Ukraine — Tensions re-emerged as around 70 people have been arrested in the eastern Ukrainian city of Kharkiv this week, after pro-Russian protesters stormed government buildings. This followed demonstrations, adding to fears of further Russian intervention.

The Aussie dollar is stronger, currently trading at US93.84c.

Iron Ore rose US$1.20 to US$119.40 a tonne.

Oil rose US$1.04 to US$103.60 a barrel on EIA data showing a higher than expected draw-down in inventories.

Gold was down US$3.20 to US$1305.50 an ounce.

Base metals were generally stronger — Aluminium rose 2.37% after upbeat comments from Alcoa. Nickel rose 1.48% but copper was down 0.66%.

China’s trade balance is today.

Australian economic data — Employment data is out today — economists are expecting 5,000 jobs to be lost and the unemployment rate to rise to 6.1%.

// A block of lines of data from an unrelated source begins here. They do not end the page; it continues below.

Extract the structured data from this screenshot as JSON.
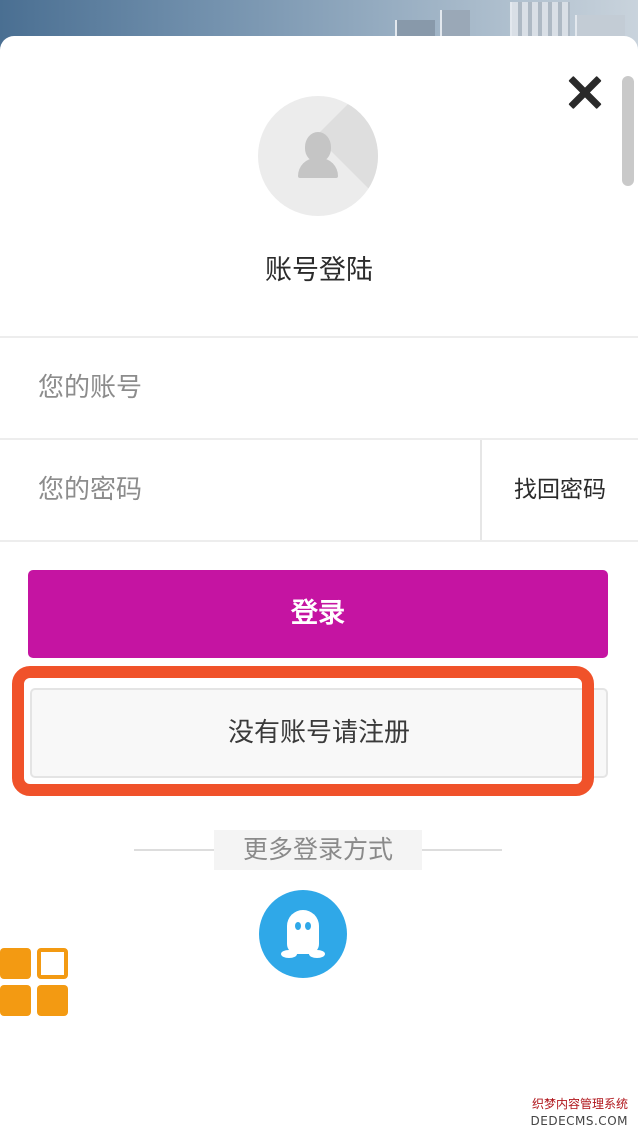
{
  "header": {
    "title": "账号登陆"
  },
  "form": {
    "account_placeholder": "您的账号",
    "password_placeholder": "您的密码",
    "find_password_label": "找回密码",
    "login_label": "登录",
    "register_label": "没有账号请注册"
  },
  "more": {
    "label": "更多登录方式",
    "providers": [
      "qq"
    ]
  },
  "icons": {
    "close": "close-icon",
    "avatar": "user-avatar-icon",
    "qq": "qq-icon",
    "menu": "grid-menu-icon"
  },
  "colors": {
    "login_button": "#c514a2",
    "highlight_border": "#f0522a",
    "qq_blue": "#2fa8e8",
    "menu_orange": "#f39a12"
  },
  "watermark": {
    "line1": "织梦内容管理系统",
    "line2": "DEDECMS.COM"
  }
}
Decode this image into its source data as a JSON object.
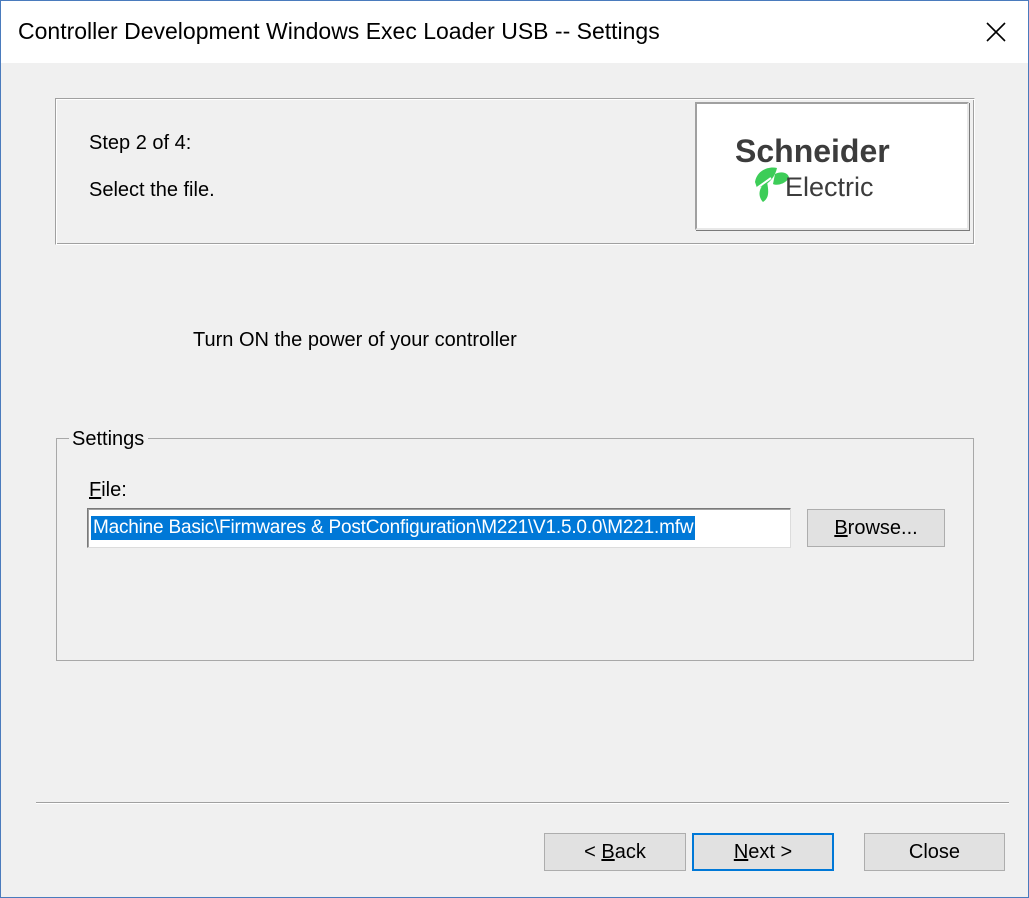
{
  "window": {
    "title": "Controller Development Windows Exec Loader USB -- Settings",
    "close_icon": "close-icon"
  },
  "header": {
    "step": "Step 2 of 4:",
    "description": "Select the file.",
    "logo": {
      "brand_line1": "Schneider",
      "brand_line2": "Electric",
      "brand_color": "#3dcd58",
      "text_color": "#3c3c3c"
    }
  },
  "instruction": "Turn ON the power of your controller",
  "settings": {
    "group_label": "Settings",
    "file_label_accel": "F",
    "file_label_rest": "ile:",
    "file_value": "Machine Basic\\Firmwares & PostConfiguration\\M221\\V1.5.0.0\\M221.mfw",
    "browse_accel": "B",
    "browse_rest": "rowse..."
  },
  "footer": {
    "back_prefix": "< ",
    "back_accel": "B",
    "back_rest": "ack",
    "next_accel": "N",
    "next_rest": "ext >",
    "close_label": "Close"
  },
  "colors": {
    "selection": "#0078d7",
    "default_button_border": "#0078d7",
    "window_border": "#4a7bbd"
  }
}
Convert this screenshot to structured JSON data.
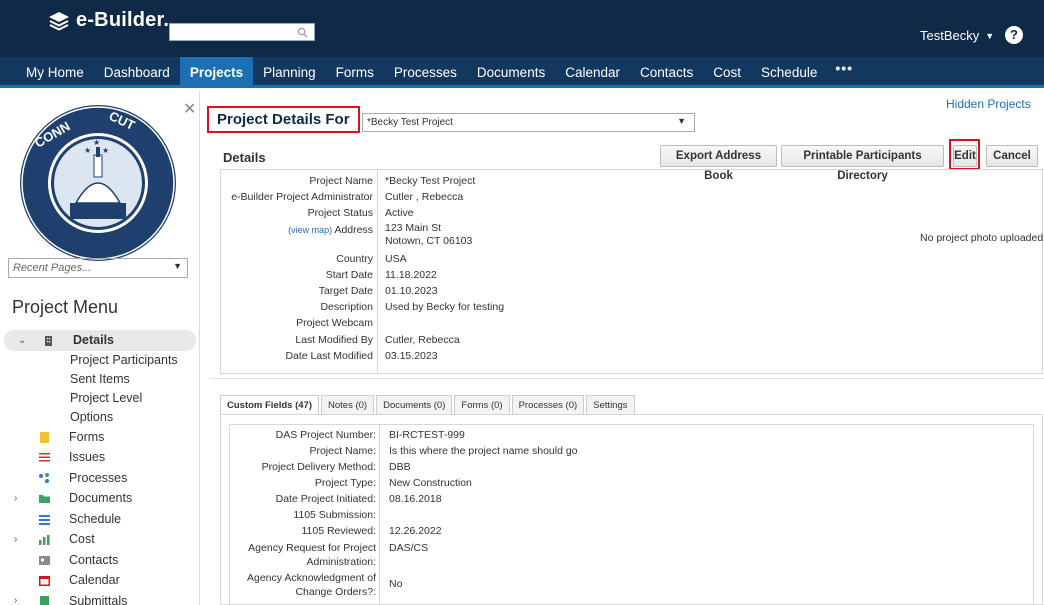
{
  "app": {
    "logo": "e-Builder."
  },
  "header": {
    "user": "TestBecky",
    "help": "?"
  },
  "nav": [
    "My Home",
    "Dashboard",
    "Projects",
    "Planning",
    "Forms",
    "Processes",
    "Documents",
    "Calendar",
    "Contacts",
    "Cost",
    "Schedule"
  ],
  "nav_active": "Projects",
  "nav_more": "•••",
  "sidebar": {
    "recent_placeholder": "Recent Pages...",
    "menu_title": "Project Menu",
    "selected": "Details",
    "details_children": [
      "Project Participants",
      "Sent Items",
      "Project Level",
      "Options"
    ],
    "items": [
      "Forms",
      "Issues",
      "Processes",
      "Documents",
      "Schedule",
      "Cost",
      "Contacts",
      "Calendar",
      "Submittals"
    ]
  },
  "page": {
    "hidden_projects": "Hidden Projects",
    "title": "Project Details For",
    "project_selected": "*Becky Test Project",
    "section": "Details",
    "buttons": {
      "export": "Export Address Book",
      "printable": "Printable Participants Directory",
      "edit": "Edit",
      "cancel": "Cancel"
    },
    "no_photo": "No project photo uploaded."
  },
  "details": {
    "view_map": "(view map)",
    "labels": [
      "Project Name",
      "e-Builder Project Administrator",
      "Project Status",
      "Address",
      "Country",
      "Start Date",
      "Target Date",
      "Description",
      "Project Webcam",
      "Last Modified By",
      "Date Last Modified"
    ],
    "values": [
      "*Becky Test Project",
      "Cutler , Rebecca",
      "Active",
      "123 Main St",
      "Notown, CT 06103",
      "USA",
      "11.18.2022",
      "01.10.2023",
      "Used by Becky for testing",
      "",
      "Cutler, Rebecca",
      "03.15.2023"
    ]
  },
  "tabs": [
    "Custom Fields (47)",
    "Notes (0)",
    "Documents (0)",
    "Forms (0)",
    "Processes (0)",
    "Settings"
  ],
  "custom_fields": {
    "labels": [
      "DAS Project Number:",
      "Project Name:",
      "Project Delivery Method:",
      "Project Type:",
      "Date Project Initiated:",
      "1105 Submission:",
      "1105 Reviewed:",
      "Agency Request for Project Administration:",
      "Agency Acknowledgment of Change Orders?:"
    ],
    "values": [
      "BI-RCTEST-999",
      "Is this where the project name should go",
      "DBB",
      "New Construction",
      "08.16.2018",
      "",
      "12.26.2022",
      "DAS/CS",
      "No"
    ]
  }
}
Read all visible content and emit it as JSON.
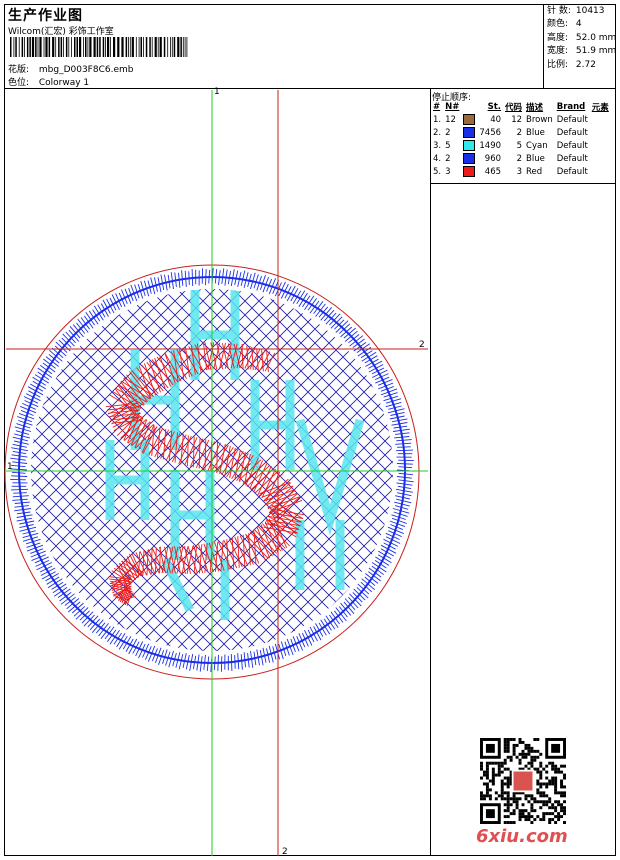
{
  "header": {
    "title": "生产作业图",
    "company": "Wilcom(汇宏) 彩饰工作室",
    "design_label": "花版:",
    "design_value": "mbg_D003F8C6.emb",
    "colorway_label": "色位:",
    "colorway_value": "Colorway 1"
  },
  "stats": {
    "stitches_label": "针 数:",
    "stitches": "10413",
    "colors_label": "颜色:",
    "colors": "4",
    "height_label": "高度:",
    "height": "52.0 mm",
    "width_label": "宽度:",
    "width": "51.9 mm",
    "ratio_label": "比例:",
    "ratio": "2.72"
  },
  "sequence": {
    "title": "停止顺序:",
    "headers": [
      "#",
      "N#",
      "St.",
      "代码",
      "描述",
      "Brand",
      "元素"
    ],
    "rows": [
      {
        "idx": "1.",
        "n": "12",
        "color": "#9a6a3c",
        "st": "40",
        "code": "12",
        "desc": "Brown",
        "brand": "Default"
      },
      {
        "idx": "2.",
        "n": "2",
        "color": "#1a2ee8",
        "st": "7456",
        "code": "2",
        "desc": "Blue",
        "brand": "Default"
      },
      {
        "idx": "3.",
        "n": "5",
        "color": "#2ee8ec",
        "st": "1490",
        "code": "5",
        "desc": "Cyan",
        "brand": "Default"
      },
      {
        "idx": "4.",
        "n": "2",
        "color": "#1a2ee8",
        "st": "960",
        "code": "2",
        "desc": "Blue",
        "brand": "Default"
      },
      {
        "idx": "5.",
        "n": "3",
        "color": "#ee1b1b",
        "st": "465",
        "code": "3",
        "desc": "Red",
        "brand": "Default"
      }
    ]
  },
  "markers": {
    "top": "1",
    "right": "2",
    "bottom": "2",
    "left": "1"
  },
  "watermark": "6xiu.com"
}
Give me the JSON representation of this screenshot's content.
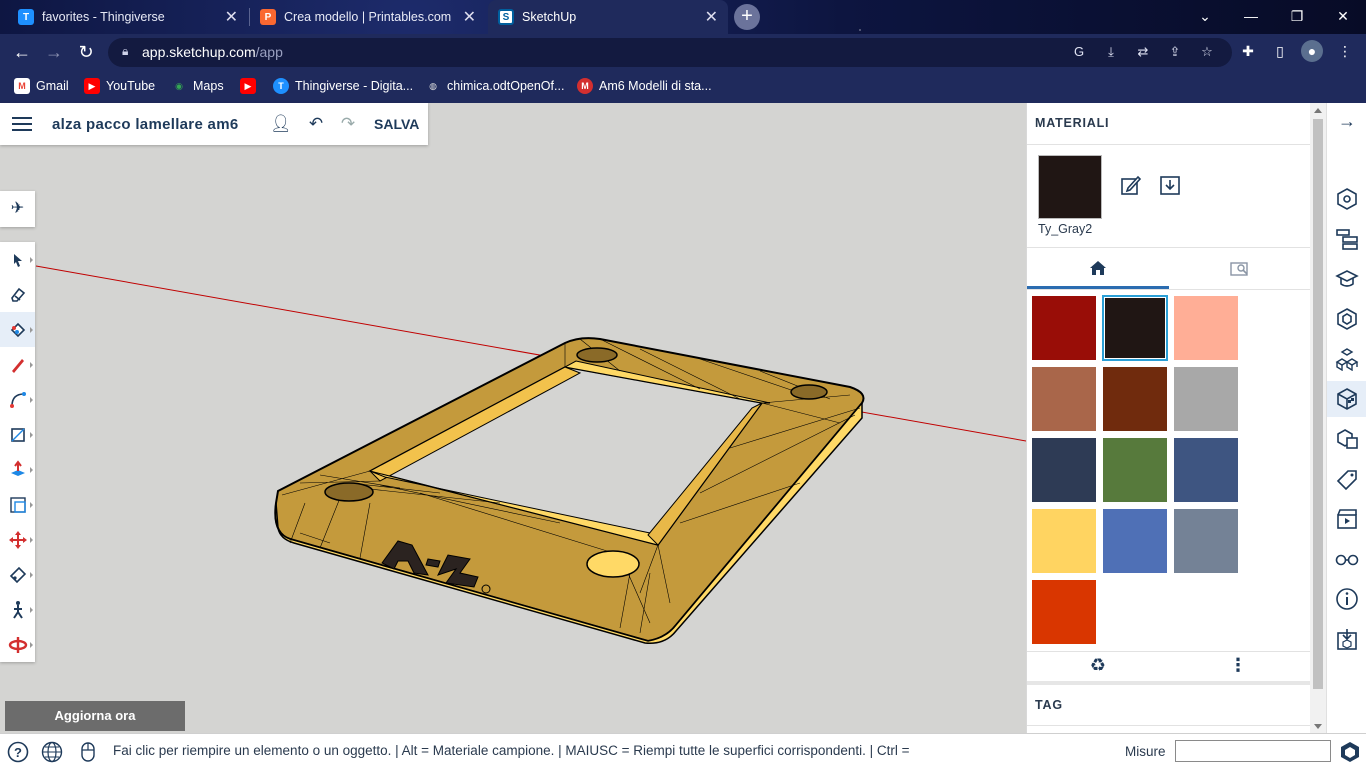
{
  "browser": {
    "tabs": [
      {
        "title": "favorites - Thingiverse",
        "favicon": "T",
        "favicon_color": "#1e90ff",
        "active": false
      },
      {
        "title": "Crea modello | Printables.com",
        "favicon": "P",
        "favicon_color": "#fa6831",
        "active": false
      },
      {
        "title": "SketchUp",
        "favicon": "S",
        "favicon_color": "#005f9e",
        "active": true
      }
    ],
    "url_host": "app.sketchup.com",
    "url_path": "/app",
    "bookmarks": [
      {
        "label": "Gmail",
        "icon": "M",
        "color": "#ea4335"
      },
      {
        "label": "YouTube",
        "icon": "▶",
        "color": "#ff0000"
      },
      {
        "label": "Maps",
        "icon": "◉",
        "color": "#34a853"
      },
      {
        "label": "",
        "icon": "▶",
        "color": "#ff0000"
      },
      {
        "label": "Thingiverse - Digita...",
        "icon": "T",
        "color": "#1e90ff"
      },
      {
        "label": "chimica.odtOpenOf...",
        "icon": "◍",
        "color": "#888888"
      },
      {
        "label": "Am6 Modelli di sta...",
        "icon": "M",
        "color": "#d32f2f"
      }
    ]
  },
  "app": {
    "model_title": "alza pacco lamellare am6",
    "save_label": "SALVA",
    "update_label": "Aggiorna ora",
    "status_hint": "Fai clic per riempire un elemento o un oggetto. | Alt = Materiale campione. | MAIUSC = Riempi tutte le superfici corrispondenti. | Ctrl =",
    "measure_label": "Misure",
    "measure_value": ""
  },
  "materials": {
    "title": "MATERIALI",
    "current_name": "Ty_Gray2",
    "current_color": "#201614",
    "swatches": [
      "#990d07",
      "#201614",
      "#ffae96",
      "#a9664a",
      "#702b0d",
      "#a8a8a8",
      "#2e3b55",
      "#577a3c",
      "#3e5581",
      "#ffd461",
      "#4f70b6",
      "#748296",
      "#d93600"
    ],
    "selected_index": 1,
    "tag_title": "TAG"
  },
  "colors": {
    "accent": "#2b6cb0",
    "model_yellow": "#f7c955",
    "model_yellow_dark": "#c49a3c",
    "axis_red": "#c00000"
  }
}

  • Ten Network Holdings (TEN) – First half net loss of $7.98 million, up 96.7% on a $243.34 million loss in the pcp. Ten has narrowed its first half loss and reiterated that advertising market conditions remain short with advertisers unwilling to commit to long-term campaigns. Revenue was $331.56 million up 7.8% which beat analyst expectations. No dividend. The company said “our television revenue growth was ahead of the growth rate for the capital-city free-to-air television advertising market during the six months to February 28.” The company also struggled for market share against rivals Nine Entertainment Co (NEC) and Seven West Media (SWM) network. The T20 cricket Big Bash League gave the network its best summer ratings since 2008 and it also broadcast the winter Olympics in Sochi Russia, but the increase in revenue from these events didn’t offset investment in new content for the network. The company said the outlook for the television advertising market is uncertain at this stage.
  • Alumina (AWC 129c) — Closed up 2.8% on the back of earnings results from their trading partner Alcoa. The company lost $US178 million in the first quarter as revenue fell on lower aluminium prices, but profit beat expectations after excluding charges to idle capacity at aluminium smelters and mills.
  • David Jones (DJS 391c) — Shares rallied 22.57% to 391c after the surprise takeover bid by South African Woolworths yesterday. The $2.15 billion takeover offer of 400c a share was roughly a 25% premium to the pre-bid price. DJS has recommended shareholders accept the offer and MYR has formally withdrawn its offer. Woolworths Holdings is a South African chain of retail stores and one of the largest in the country, modelled on Marks & Spencer of the UK with a focus on in house or “private label” brands. The store has no affiliation with Woolworths in Europe, North America or Australia. The company has experience in Australia, with majority ownership of Country Road, Witchery and Mimco and believes this provides an advantage over other recent retail entrants into the Australian market. Overall great news for shareholders. If you hold DJS shares, you’d have been punching the air yesterday. The question now is whether a rival bid is likely to emerge – it’s very unlikely.